Немало новых мыслей и чувств, рожденных в тяжелой, напряженно-тревожной словесной борьбе с Орестом, накопилось в душе Ламаховой дочери, давило грудь, бродило, как вино в кувшине, искало выхода и побуждало к действию.
— Я только говорю и ничего не делаю, — эта догадка осенила женщину однажды утром, когда она проснулась с больной головой и попыталась уяснить себе, почему за последние дни ей стало так тягостно жить в родном доме.
— Ведь я смогла бы не только шить и стряпать. Неужели у меня не хватило бы ума разбирать жалобы на заседаниях суда, составлять указы, следить за правильностью весов и мер, выступать на собраниях народа Или учить детей? На все это я способна не меньше, чем мужчина.
Почему же они не допускают меня к работе, полезной для общины?
И вообще, почему мы, женщины, остаемся в стороне от настоящей жизни? Мы нисколько не глупей мужчин. А подчас — и умней. Сколько я знаю серьезных, любознательных девушек, которые сумели бы многое сделать для родного города, но светильники их разума гаснут в кухонном чаду. Их держат взаперти на женской половине. Им не дают знаний.
Мужчины слепы. Ведь если б они не мешали женщинам учиться, мы стали бы их верными помощницами в делах общины, пополнили число просвещенных граждан, радеющих о благе херсонеситов.
Нет, нельзя мириться с подобной несправедливостью!

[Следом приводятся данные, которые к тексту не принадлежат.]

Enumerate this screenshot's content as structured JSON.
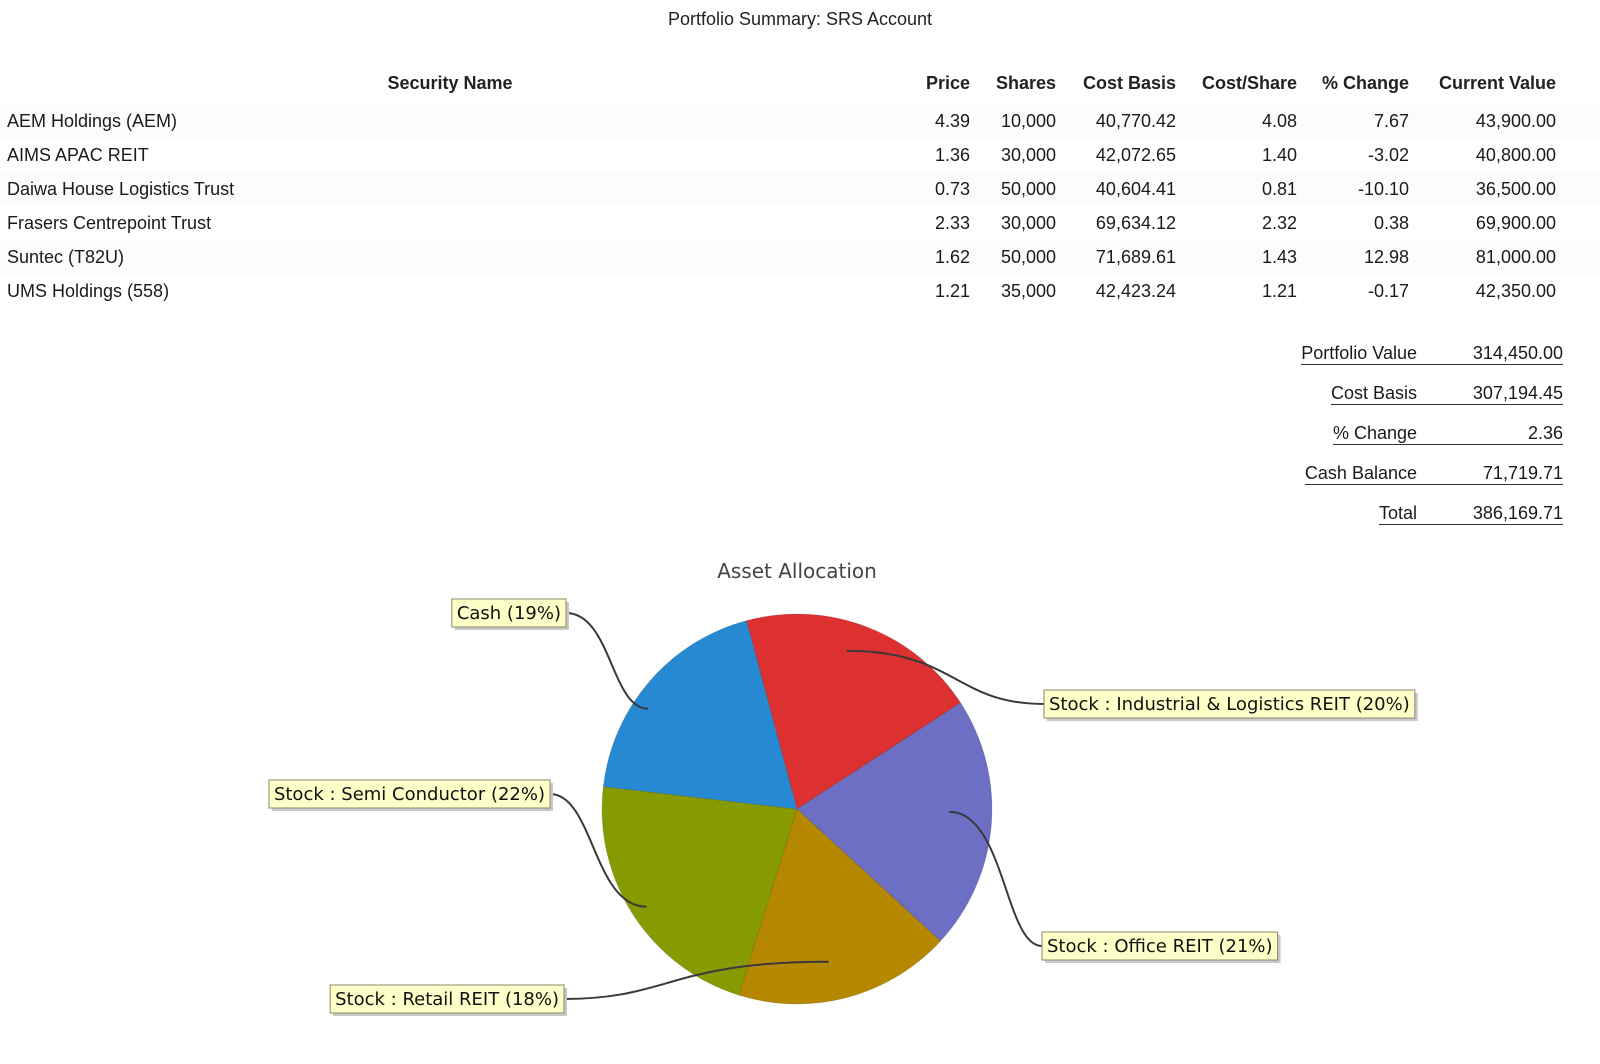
{
  "page": {
    "title": "Portfolio Summary: SRS Account"
  },
  "table": {
    "headers": [
      "Security Name",
      "Price",
      "Shares",
      "Cost Basis",
      "Cost/Share",
      "% Change",
      "Current Value"
    ],
    "rows": [
      [
        "AEM Holdings (AEM)",
        "4.39",
        "10,000",
        "40,770.42",
        "4.08",
        "7.67",
        "43,900.00"
      ],
      [
        "AIMS APAC REIT",
        "1.36",
        "30,000",
        "42,072.65",
        "1.40",
        "-3.02",
        "40,800.00"
      ],
      [
        "Daiwa House Logistics Trust",
        "0.73",
        "50,000",
        "40,604.41",
        "0.81",
        "-10.10",
        "36,500.00"
      ],
      [
        "Frasers Centrepoint Trust",
        "2.33",
        "30,000",
        "69,634.12",
        "2.32",
        "0.38",
        "69,900.00"
      ],
      [
        "Suntec (T82U)",
        "1.62",
        "50,000",
        "71,689.61",
        "1.43",
        "12.98",
        "81,000.00"
      ],
      [
        "UMS Holdings (558)",
        "1.21",
        "35,000",
        "42,423.24",
        "1.21",
        "-0.17",
        "42,350.00"
      ]
    ]
  },
  "summary": [
    {
      "label": "Portfolio Value",
      "value": "314,450.00"
    },
    {
      "label": "Cost Basis",
      "value": "307,194.45"
    },
    {
      "label": "% Change",
      "value": "2.36"
    },
    {
      "label": "Cash Balance",
      "value": "71,719.71"
    },
    {
      "label": "Total",
      "value": "386,169.71"
    }
  ],
  "chart_data": {
    "type": "pie",
    "title": "Asset Allocation",
    "slices": [
      {
        "label": "Stock : Industrial & Logistics REIT (20%)",
        "value": 20,
        "color": "#dd3030"
      },
      {
        "label": "Stock : Office REIT (21%)",
        "value": 21,
        "color": "#6c6fc4"
      },
      {
        "label": "Stock : Retail REIT (18%)",
        "value": 18,
        "color": "#b58800"
      },
      {
        "label": "Stock : Semi Conductor (22%)",
        "value": 22,
        "color": "#879a00"
      },
      {
        "label": "Cash (19%)",
        "value": 19,
        "color": "#2889d3"
      }
    ]
  }
}
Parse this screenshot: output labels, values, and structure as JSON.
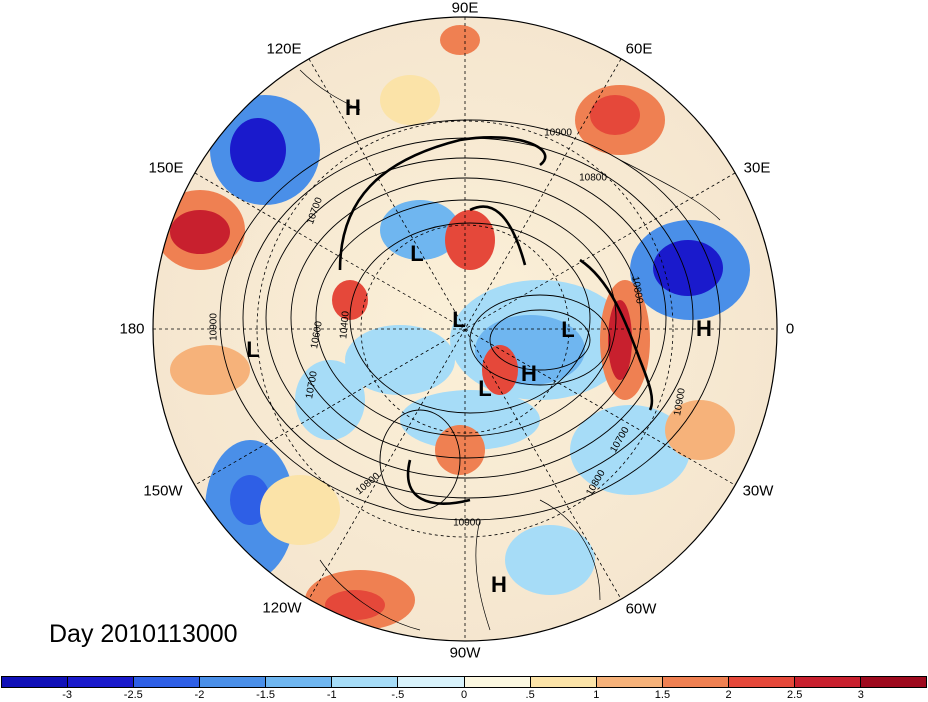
{
  "map": {
    "title": "Day 2010113000",
    "longitude_labels": [
      {
        "key": "n90e",
        "text": "90E"
      },
      {
        "key": "n60e",
        "text": "60E"
      },
      {
        "key": "n30e",
        "text": "30E"
      },
      {
        "key": "n0",
        "text": "0"
      },
      {
        "key": "n30w",
        "text": "30W"
      },
      {
        "key": "n60w",
        "text": "60W"
      },
      {
        "key": "n90w",
        "text": "90W"
      },
      {
        "key": "n120w",
        "text": "120W"
      },
      {
        "key": "n150w",
        "text": "150W"
      },
      {
        "key": "n180",
        "text": "180"
      },
      {
        "key": "n150e",
        "text": "150E"
      },
      {
        "key": "n120e",
        "text": "120E"
      }
    ],
    "pressure_centers": [
      {
        "text": "H"
      },
      {
        "text": "L"
      },
      {
        "text": "L"
      },
      {
        "text": "L"
      },
      {
        "text": "H"
      },
      {
        "text": "L"
      },
      {
        "text": "H"
      },
      {
        "text": "H"
      },
      {
        "text": "L"
      }
    ],
    "contour_labels": [
      "10900",
      "10800",
      "10700",
      "10600",
      "10400",
      "10700",
      "10800",
      "10900",
      "10800",
      "10700",
      "10800",
      "10900",
      "10900"
    ],
    "colorbar": {
      "ticks": [
        "-3",
        "-2.5",
        "-2",
        "-1.5",
        "-1",
        "-.5",
        "0",
        ".5",
        "1",
        "1.5",
        "2",
        "2.5",
        "3"
      ],
      "colors": [
        "#1a1acc",
        "#2e5fe6",
        "#4a8fe8",
        "#6fb6f0",
        "#a6dcf7",
        "#d8f2fb",
        "#fbf7e0",
        "#fbe3a8",
        "#f6b27a",
        "#ef8052",
        "#e5483a",
        "#c8202e",
        "#9e0a1e"
      ]
    }
  }
}
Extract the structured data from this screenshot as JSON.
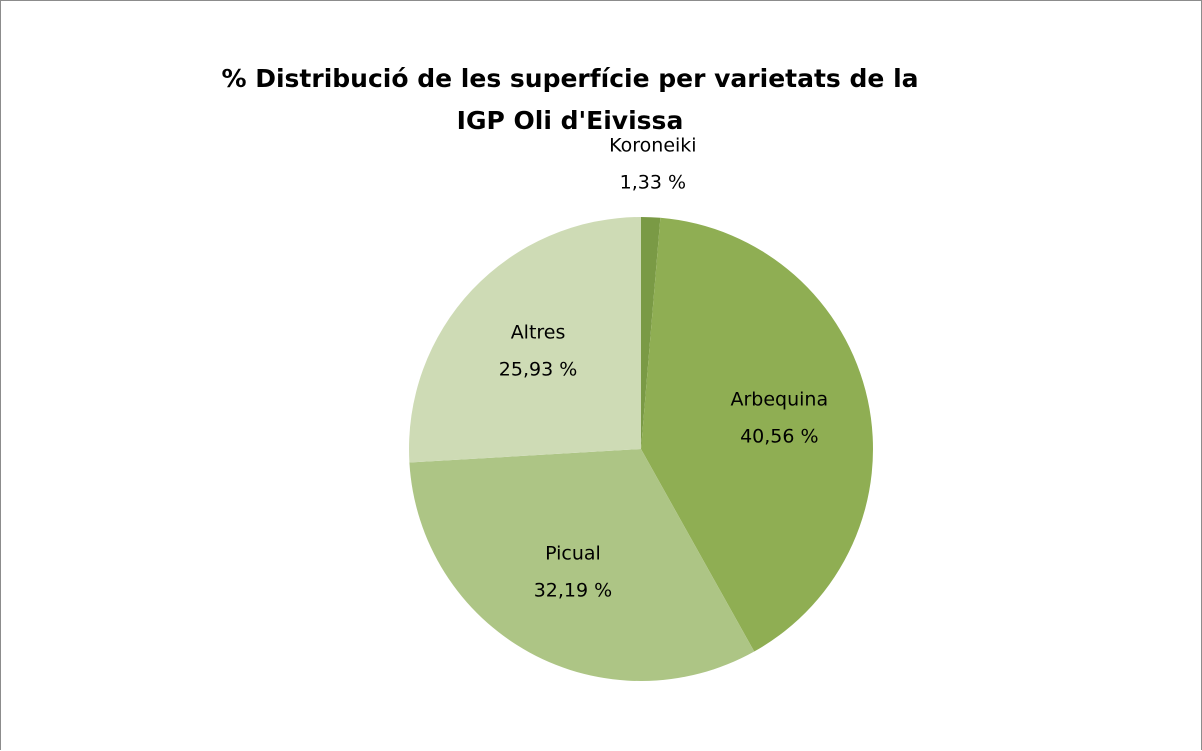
{
  "chart_data": {
    "type": "pie",
    "title": "% Distribució de les superfície per varietats de la IGP Oli d'Eivissa",
    "categories": [
      "Koroneiki",
      "Arbequina",
      "Picual",
      "Altres"
    ],
    "values": [
      1.33,
      40.56,
      32.19,
      25.93
    ],
    "value_labels": [
      "1,33 %",
      "40,56 %",
      "32,19 %",
      "25,93 %"
    ],
    "colors": [
      "#7a9a45",
      "#8fae53",
      "#adc585",
      "#cedbb5"
    ]
  }
}
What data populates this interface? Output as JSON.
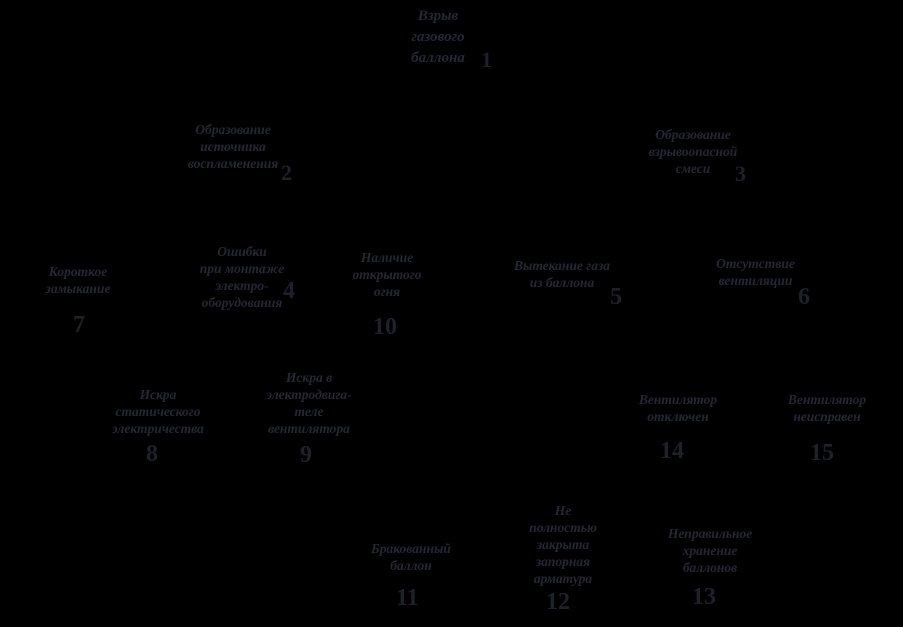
{
  "diagram": {
    "type": "fault-tree",
    "colors": {
      "background": "#000000",
      "label_text": "#232834",
      "number_text": "#1d212b"
    },
    "nodes": [
      {
        "id": 1,
        "label": "Взрыв\nгазового\nбаллона",
        "number": "1"
      },
      {
        "id": 2,
        "label": "Образование\nисточника\nвоспламенения",
        "number": "2"
      },
      {
        "id": 3,
        "label": "Образование\nвзрывоопасной\nсмеси",
        "number": "3"
      },
      {
        "id": 4,
        "label": "Ошибки\nпри монтаже\nэлектро-\nоборудования",
        "number": "4"
      },
      {
        "id": 5,
        "label": "Вытекание газа\nиз баллона",
        "number": "5"
      },
      {
        "id": 6,
        "label": "Отсутствие\nвентиляции",
        "number": "6"
      },
      {
        "id": 7,
        "label": "Короткое\nзамыкание",
        "number": "7"
      },
      {
        "id": 8,
        "label": "Искра\nстатического\nэлектричества",
        "number": "8"
      },
      {
        "id": 9,
        "label": "Искра в\nэлектродвига-\nтеле\nвентилятора",
        "number": "9"
      },
      {
        "id": 10,
        "label": "Наличие\nоткрытого\nогня",
        "number": "10"
      },
      {
        "id": 11,
        "label": "Бракованный\nбаллон",
        "number": "11"
      },
      {
        "id": 12,
        "label": "Не\nполностью\nзакрыта\nзапорная\nарматура",
        "number": "12"
      },
      {
        "id": 13,
        "label": "Неправильное\nхранение\nбаллонов",
        "number": "13"
      },
      {
        "id": 14,
        "label": "Вентилятор\nотключен",
        "number": "14"
      },
      {
        "id": 15,
        "label": "Вентилятор\nнеисправен",
        "number": "15"
      }
    ]
  }
}
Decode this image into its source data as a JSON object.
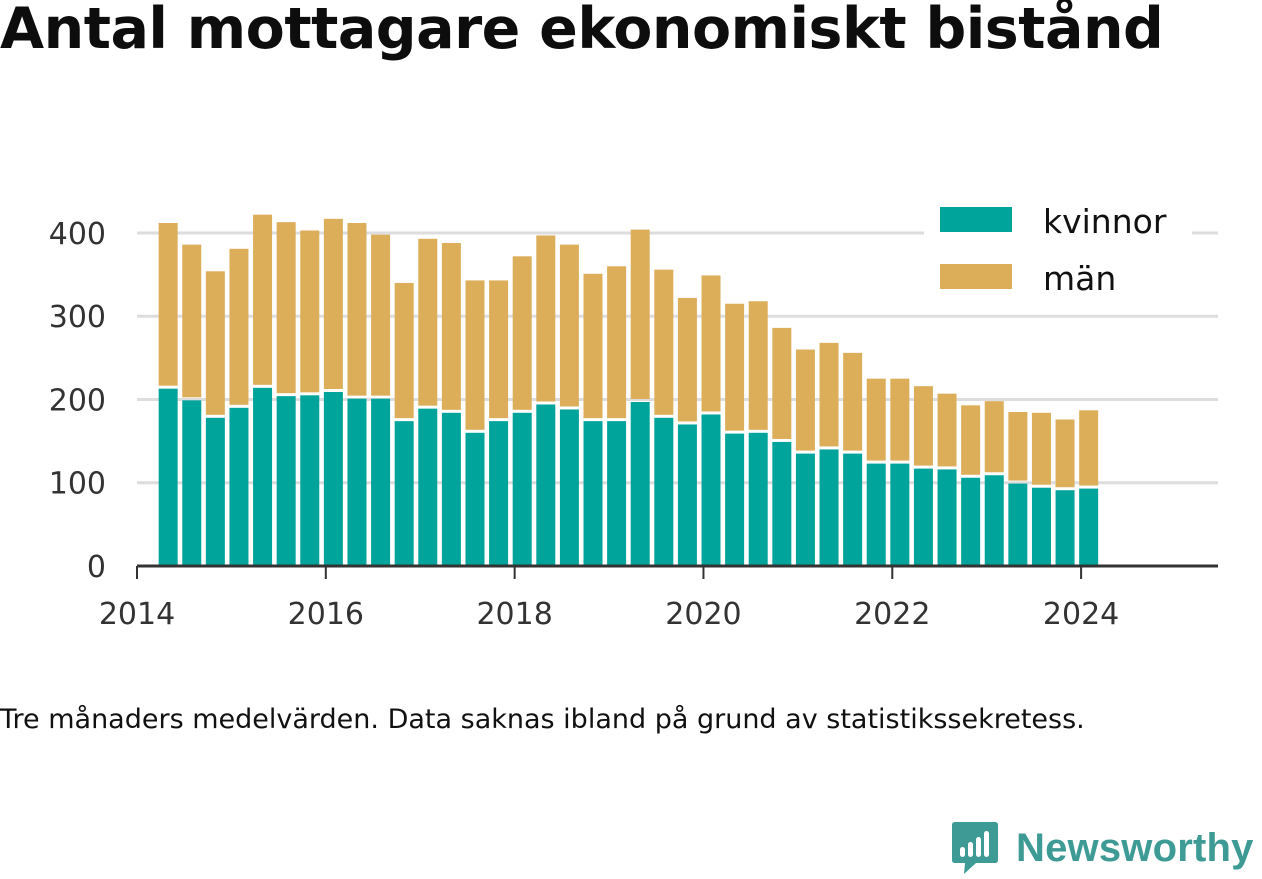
{
  "title": "Antal mottagare ekonomiskt bistånd",
  "caption": "Tre månaders medelvärden. Data saknas ibland på grund av statistikssekretess.",
  "brand": {
    "name": "Newsworthy",
    "icon": "newsworthy-logo-icon"
  },
  "colors": {
    "kvinnor": "#00a49a",
    "man": "#dcae5a",
    "grid": "#dddddd",
    "axis": "#333333"
  },
  "chart_data": {
    "type": "bar",
    "stacked": true,
    "grid": true,
    "legend_position": "top-right",
    "series_names": [
      "kvinnor",
      "män"
    ],
    "x_ticks": [
      "2014",
      "2016",
      "2018",
      "2020",
      "2022",
      "2024"
    ],
    "y_ticks": [
      "0",
      "100",
      "200",
      "300",
      "400"
    ],
    "ylim": [
      0,
      430
    ],
    "xlim": [
      2014.0,
      2025.45
    ],
    "x": [
      2014.33,
      2014.58,
      2014.83,
      2015.08,
      2015.33,
      2015.58,
      2015.83,
      2016.08,
      2016.33,
      2016.58,
      2016.83,
      2017.08,
      2017.33,
      2017.58,
      2017.83,
      2018.08,
      2018.33,
      2018.58,
      2018.83,
      2019.08,
      2019.33,
      2019.58,
      2019.83,
      2020.08,
      2020.33,
      2020.58,
      2020.83,
      2021.08,
      2021.33,
      2021.58,
      2021.83,
      2022.08,
      2022.33,
      2022.58,
      2022.83,
      2023.08,
      2023.33,
      2023.58,
      2023.83,
      2024.08
    ],
    "series": [
      {
        "name": "kvinnor",
        "values": [
          213,
          199,
          178,
          190,
          214,
          204,
          205,
          209,
          201,
          201,
          174,
          189,
          184,
          160,
          174,
          184,
          194,
          188,
          174,
          174,
          197,
          178,
          170,
          182,
          159,
          160,
          149,
          135,
          140,
          135,
          123,
          123,
          117,
          116,
          106,
          109,
          99,
          94,
          91,
          93
        ]
      },
      {
        "name": "män",
        "values": [
          199,
          187,
          176,
          191,
          208,
          209,
          198,
          208,
          211,
          197,
          166,
          204,
          204,
          183,
          169,
          188,
          203,
          198,
          177,
          186,
          207,
          178,
          152,
          167,
          156,
          158,
          137,
          125,
          128,
          121,
          102,
          102,
          99,
          91,
          87,
          89,
          86,
          90,
          85,
          94
        ]
      }
    ]
  }
}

Мужчинам не зазорно поклоняться Деве, главной богине Херсонеса — пусть же они освободят для дев место рядом с собою на площади акрополя.
Они не допускают нас в школу? Мы откроем свою!
— Хочешь, я научу тебя читать? — сказала она вечерам десятилетней Горго, дочери красильщика Анаксагора.
— Читать? Вот такие буковки, да, какие мой батюшка чертит на вощеных дощечках?
Кудрявая, как все доряне, кареглазая хохотушка Горго сдвинула два плохо вымытых пальца — большой и указательный — и оставила между ними просвет, чтобы показать, как мелко пишет отец.
— Да.
— Хочу, хочу! — запрыгала Горго.
— Ты не будешь сердиться, дядя Анаксагор?
— Я? — Анаксагор смущенно почесал голову. Он был и доволен, и удивлен, и несколько испуган неожиданным предложением Гикии. — Чего мне сердиться? Учение — не какое-нибудь постыдное дело. Дело святое. Только вот… непривычно, чтоб девочка читать умела. Знаешь наших стариков… Пересуды пойдут. Да и зачем бы женщине грамота? Все равно на кухне торчать. А поразмыслишь — и пригодилось бы учение. Я вот плохо вижу, краска глаза выела — Горго и помогла бы мне расходы считать. Прихода-то у бедняка… столько, что и записывать нечего. — Анаксагор невесело усмехнулся. — Ну, и письма, прошения соседям строчила бы, молитвы Деве… С грамотой не пропадешь.
Он подумал, взглянул на Гикию и вдруг решительно хлопнул оранжевой от краски ладонью о колено (руки у него всегда были необыкновенного цвета — то синие, то алые, то зеленые):
— Учи! А пересуды… Э, да ну их! Наплевать. Я сам себе хозяин. Если Горго вырастет такой же доброй женщиной, умницей, помощницей отцу, как ты, камень с твоим именем поставлю в притворе храма Девы.
Уже через декаду смышленая проныра Горго выучила все буквы и бойко читала короткие слова.
Слух об этом распространился по всей юго-западной части города, где жил Анаксагор. Верно говорят: начало — половина целого. Гикию навестил кузнец Ксанф. Тщательно умывшийся, старательно причесанный, с красиво подстриженной бородой, в чистой одежде, он привел с собой принаряженную Астро.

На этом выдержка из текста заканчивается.